The school now diverts 80 per cent of its waste from being tossed in a garbage can, destined for Hartland landfill. Instead, a series of 50 recycling towers are installed around the school
“There’s nothing that the kids or staff bring to school that we can’t recycle or compost,” said Angus Stewart, a teacher at Royal Oak.
Makeshift recycling centres around the school are much more thorough than simply garbage and recycling bins.
The students have different bins for juice boxes, bottles, cans, drink pouches, milk cartons, foam, foil, soft plastic, hard plastic and paper. There are also bins to collect kitchen waste, which is composted and turned into soil.
“The biggest thing that’s happened is the whole feeling around the kids, the teachers, everybody else – they’re now looking for the right place to put something,” Stewart said.

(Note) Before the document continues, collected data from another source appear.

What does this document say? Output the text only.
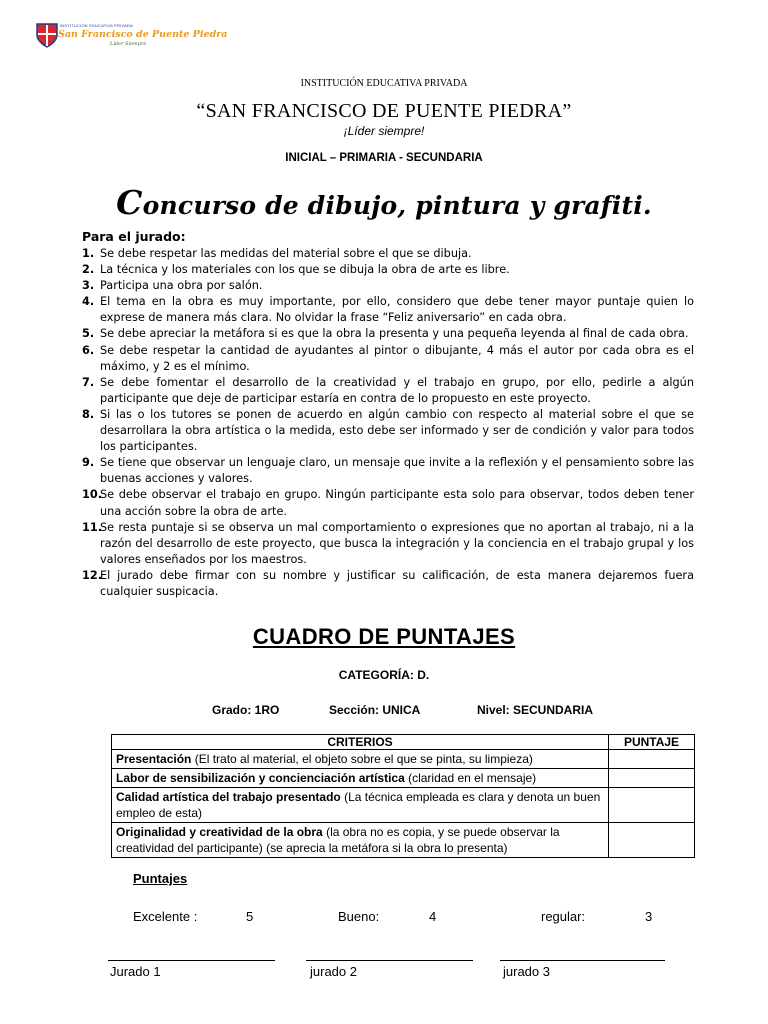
INSTITUCIÓN EDUCATIVA PRIVADA
San Francisco de Puente Piedra
Líder Siempre
INSTITUCIÓN EDUCATIVA PRIVADA
“SAN FRANCISCO DE PUENTE PIEDRA”
¡Líder siempre!
INICIAL – PRIMARIA - SECUNDARIA
Concurso de dibujo, pintura y grafiti.
Para el jurado:
1. Se debe respetar las medidas del material sobre el que se dibuja.
2. La técnica y los materiales con los que se dibuja la obra de arte es libre.
3. Participa una obra por salón.
4. El tema en la obra es muy importante, por ello, considero que debe tener mayor puntaje quien lo exprese de manera más clara. No olvidar la frase “Feliz aniversario” en cada obra.
5. Se debe apreciar la metáfora si es que la obra la presenta y una pequeña leyenda al final de cada obra.
6. Se debe respetar la cantidad de ayudantes al pintor o dibujante, 4 más el autor por cada obra es el máximo, y 2 es el mínimo.
7. Se debe fomentar el desarrollo de la creatividad y el trabajo en grupo, por ello, pedirle a algún participante que deje de participar estaría en contra de lo propuesto en este proyecto.
8. Si las o los tutores se ponen de acuerdo en algún cambio con respecto al material sobre el que se desarrollara la obra artística o la medida, esto debe ser informado y ser de condición y valor para todos los participantes.
9. Se tiene que observar un lenguaje claro, un mensaje que invite a la reflexión y el pensamiento sobre las buenas acciones y valores.
10.
Se debe observar el trabajo en grupo. Ningún participante esta solo para observar, todos deben tener una acción sobre la obra de arte.
11.
Se resta puntaje si se observa un mal comportamiento o expresiones que no aportan al trabajo, ni a la razón del desarrollo de este proyecto, que busca la integración y la conciencia en el trabajo grupal y los valores enseñados por los maestros.
12.
El jurado debe firmar con su nombre y justificar su calificación, de esta manera dejaremos fuera cualquier suspicacia.
CUADRO DE PUNTAJES
CATEGORÍA: D.
Grado: 1RO	Sección: UNICA	Nivel: SECUNDARIA
CRITERIOS	PUNTAJE
Presentación (El trato al material, el objeto sobre el que se pinta, su limpieza)	
Labor de sensibilización y concienciación artística (claridad en el mensaje)	
Calidad artística del trabajo presentado (La técnica empleada es clara y denota un buen empleo de esta)	
Originalidad y creatividad de la obra (la obra no es copia, y se puede observar la creatividad del participante) (se aprecia la metáfora si la obra lo presenta)	
Puntajes
Excelente :	5	Bueno:	4	regular:	3
Jurado 1	jurado 2	jurado 3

“I hear all kinds of stories of kids getting frustrated going out into the normal environment – malls or parks – and they can’t find the right place to recycle something.”
Royal Oak’s initiative helped the Saanich School District save money. By reducing waste output, they’ve moved from having their garbage collected every week, to once every three weeks.

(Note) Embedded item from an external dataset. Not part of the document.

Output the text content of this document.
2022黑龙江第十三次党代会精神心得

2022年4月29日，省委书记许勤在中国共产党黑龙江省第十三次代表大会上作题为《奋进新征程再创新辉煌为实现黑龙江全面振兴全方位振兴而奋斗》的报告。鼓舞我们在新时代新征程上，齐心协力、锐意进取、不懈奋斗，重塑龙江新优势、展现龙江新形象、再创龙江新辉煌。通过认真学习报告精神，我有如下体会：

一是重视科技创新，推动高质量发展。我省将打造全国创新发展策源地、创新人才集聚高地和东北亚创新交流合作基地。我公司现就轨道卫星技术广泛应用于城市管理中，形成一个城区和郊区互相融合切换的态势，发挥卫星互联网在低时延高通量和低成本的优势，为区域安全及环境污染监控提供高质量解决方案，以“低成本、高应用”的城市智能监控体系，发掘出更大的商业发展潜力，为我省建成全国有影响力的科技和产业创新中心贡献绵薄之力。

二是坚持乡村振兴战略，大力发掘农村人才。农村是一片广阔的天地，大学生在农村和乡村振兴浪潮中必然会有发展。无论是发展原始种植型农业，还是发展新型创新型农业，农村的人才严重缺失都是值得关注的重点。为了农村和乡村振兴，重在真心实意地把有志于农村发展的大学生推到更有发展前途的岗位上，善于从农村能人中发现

“Every school in Greater Victoria can now do this. The program we started has been copied by a number of schools,” Stewart said.
Saanich council on Monday was scheduled to reward Royal Oak middle school with an environmental award, as given out annually to Saanich residents and organizations who exemplify what it means to be environmentally friendly.
“What these students are doing is better than what most households and businesses are doing,” said Coun. Dean Murdock, chair of the environmental advisory committee.
“This group of students is setting an example of what’s possible. They set an impressive standard a few years ago, and now they’re doing that again,” Murdock said, referring to the school receiving an Saanich environmental award in 2009.
“When we see schools, and students in particular, taking the initiative for climate action and waste reduction … we know that’s a positive message they’re taking home to their parents, to family and friends.
“And that’s getting conveyed in a way far more powerful than a group of politicians preaching about a new program. These are students taking the initiative to walk the talk.”
kslavin@saanichnews.com
Saanich 2013 green award recipients:
-Royal Oak middle school; Green Ridge Crew; Outright Coffee and Tea; Peninsula Streams; Ed, Michelle, Jamie and Jesse Knaggs; and Paul West.